Umpamanya begini, ada manusia yang hidup dengan kacamata filter warna yang sudah menempel di depan mata sejak ia kecil. Ia hanya bisa melihat warna hitam putih, dan segala gradasi abu-abu. Tidak ada warna lain.
Sepanjang hidup, ia hanya mampu mempersepsi dari apa yang ia lihat. Mungkin itu ungu, tapi baginya abu2, mungkin itu merah, tapi baginya tetap abu2.


Contohnya, seorang anak yang seringkali dipukuli oleh orang tua nya, dan tumbuh tanpa merasakan kasih sayang akan merasa bahwa semua orang yang mendekatinya akan berakhir memukulnya. Walaupun kenyataannya tidak begitu. Walaupun orang tersebut berniat membantunya, namun dalam kacamatanya semua bentuk kebaikan selalu berarti ancaman. Sehingga, ia melihat lebih banyak ancaman dari yang sebenarnya ada. Hidup akan lebih banyak tentang bertahan ketimbang menjalaninya dengan baik. Dan kebanyakan kacamata ini akan diwariskan ke generasi berikutnya.

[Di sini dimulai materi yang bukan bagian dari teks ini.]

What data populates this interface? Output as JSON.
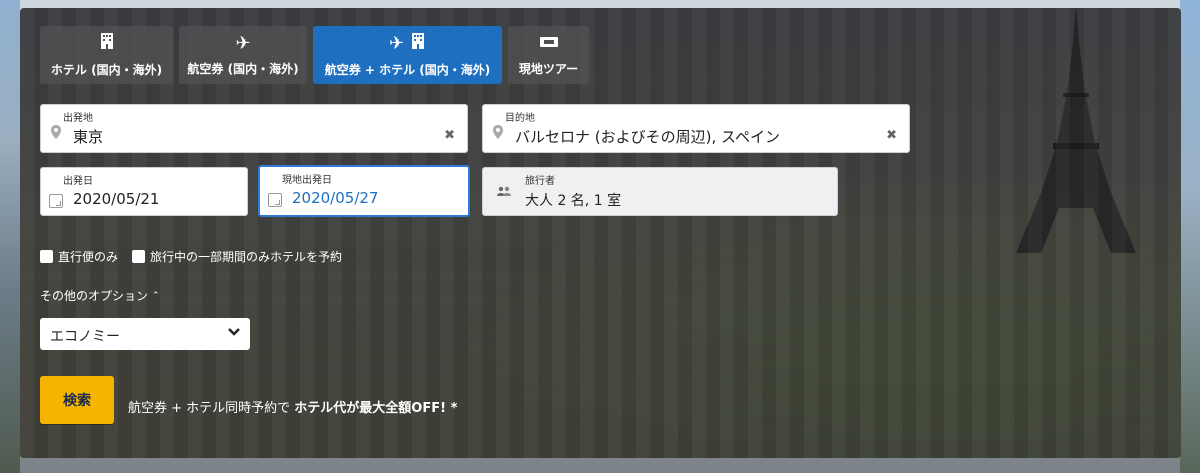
{
  "tabs": [
    {
      "label": "ホテル (国内・海外)",
      "icon": "hotel-icon"
    },
    {
      "label": "航空券 (国内・海外)",
      "icon": "airplane-icon"
    },
    {
      "label": "航空券 + ホテル (国内・海外)",
      "icon": "airplane-hotel-icon"
    },
    {
      "label": "現地ツアー",
      "icon": "ticket-icon"
    }
  ],
  "origin": {
    "label": "出発地",
    "value": "東京"
  },
  "destination": {
    "label": "目的地",
    "value": "バルセロナ (およびその周辺), スペイン"
  },
  "depart": {
    "label": "出発日",
    "value": "2020/05/21"
  },
  "return": {
    "label": "現地出発日",
    "value": "2020/05/27"
  },
  "travelers": {
    "label": "旅行者",
    "value": "大人 2 名, 1 室"
  },
  "checkboxes": [
    {
      "label": "直行便のみ"
    },
    {
      "label": "旅行中の一部期間のみホテルを予約"
    }
  ],
  "more_options": "その他のオプション",
  "cabin_class": "エコノミー",
  "search_label": "検索",
  "promo": {
    "text": "航空券 + ホテル同時予約で ",
    "bold": "ホテル代が最大全額OFF! *"
  },
  "colors": {
    "accent": "#1f6fc1",
    "search_button": "#f4b400"
  }
}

Berbagai kesulitan hidup ketika dewasa juga mungkin membuat kita terpaksa mengenakan kacamata abu-abu ini. Rasanya lebih baik tak melihat banyak hal ketimbang harus merasakan rasa sakit sepanjang waktu.


Namun, terus-terusan melihat dunia dengan kacamata abu-abu, akan membuat kita tidak mampu melihat dengan lebih jelas. Ia akan membuat kita tidak mampu melihat kebaikan-kebaikan orang lain di sekitar kita, atau malah mempersepsinya sebagai sebuah kemungkinan kejahatan, padahal tidak begitu. Kita akan berakhir menyakiti orang lain dengan segala persepsi negatif yang kita punya.

Pada akhirnya, untuk dapat menjalani  hidup dengan lebih baik, kita perlu menanggalkan kacamata itu. Sulit tentunya. Seperti memengurai benang yang kusut. Satu persatu harus kita buka simpulnya dengan hati-hati. Dan setiap simpul yang terbuka, juga berarti kita harus merasakan sendiri semua rasa sakit yang selama ini kita pilih untuk dipendam, untuk dikubur di lubuk hati terdalam, dan tidak diakui keberadaannya. 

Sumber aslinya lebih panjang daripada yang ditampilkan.